In the early 1500s, Leonardo da Vinci made no distinction between art and science. The imaginative submarines and helicopters he designed and drew were as much art to him as the “Mona Lisa.” A century later, in 1687, Isaac Newton’s magisterial laws of motion led to the “Age of Reason,” in which the search for truth resided in science and art was relegated to mere ornamentation. It was not for another 300 years that art and science began to move closer again. The rise of industries fueled by spectacular developments in science and technology—the electrical dynamo, photography, and cinematography—plus scientific discoveries such as x-rays, radioactivity, and mathematicians’ explorations of multi-dimensional spaces inspired scientists and artists to new heights of abstraction.
Einstein was inspired to discover special relativity in 1905 by his desire to remove the asymmetries in nature implied by how scientists interpreted equations in the physics of that era. He found these asymmetries “unbearable” because he believed passionately in a pristine beauty in nature that he thought ought to be reflected in the mathematics of a scientific theory. In fact, Einstein introduced beauty — simplicity in explanations, a sense of proportion in equations — as a guideline in scientific research.
Developments in technology, science, and mathematics were also of central importance to artists. Pablo Picasso’s breakthrough 1907 painting, “Les Demoiselles d’Avignon,” contained the seeds of Cubism. Picasso interpreted X-rays, discovered in 1895, as revealing that what you see is not necessarily what you get, a keynote of Cubism in which forms are reduced to geometry.
Picasso’s Cubism led to Futurism and then to Surrealism.
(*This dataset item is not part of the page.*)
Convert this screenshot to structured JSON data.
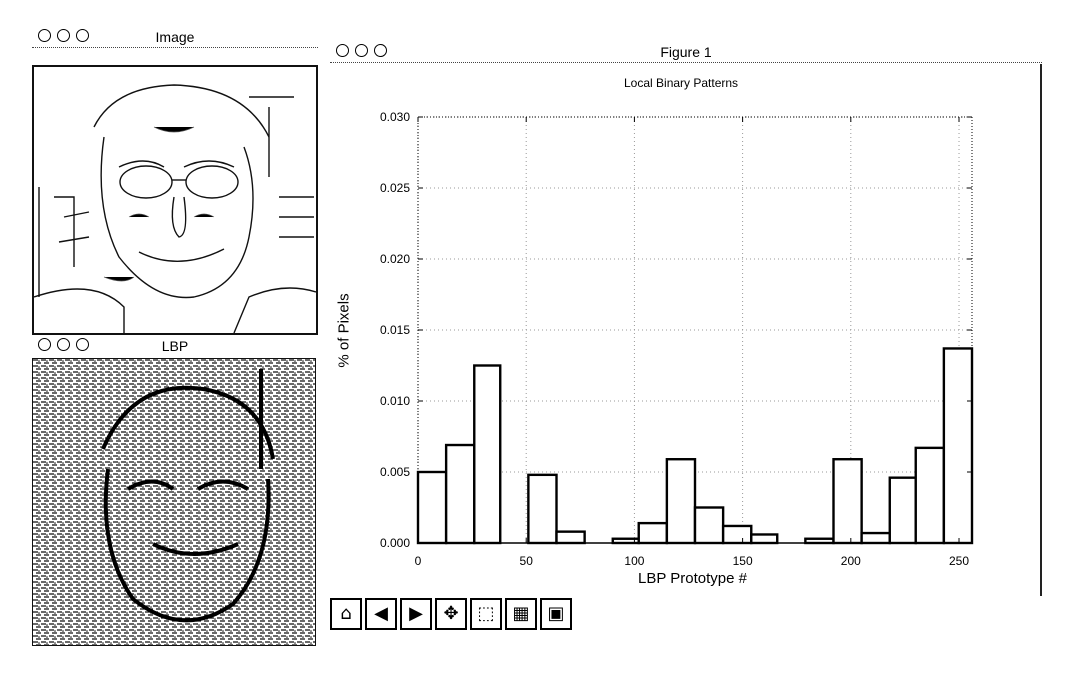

Yet these art movements used only the ideas of science and technology, not the media like actual X-rays or actual cinematography. All this changed in the second half of the 20th century when electronics became readily available. But artists could not use this material without help from scientists, which led to collaboration. The first major collaboration took place in 1966 when the scientist Billy Klüver brought together 30 colleagues from Bell Labs and 10 artists from the East Village, among them Robert Rauschenberg and John Cage. This combustible mixture exploded in a series of performances called “9 Evenings: Theater and Engineering.” Rauschenberg’s performance started with a tennis match in which the lights automatically dimmed when each player hit the ball, while Cage filled the auditorium with a cacophony of sounds collected from various sources such as hotel kitchens and police and marine radio bands piped in from around the city through telephone lines.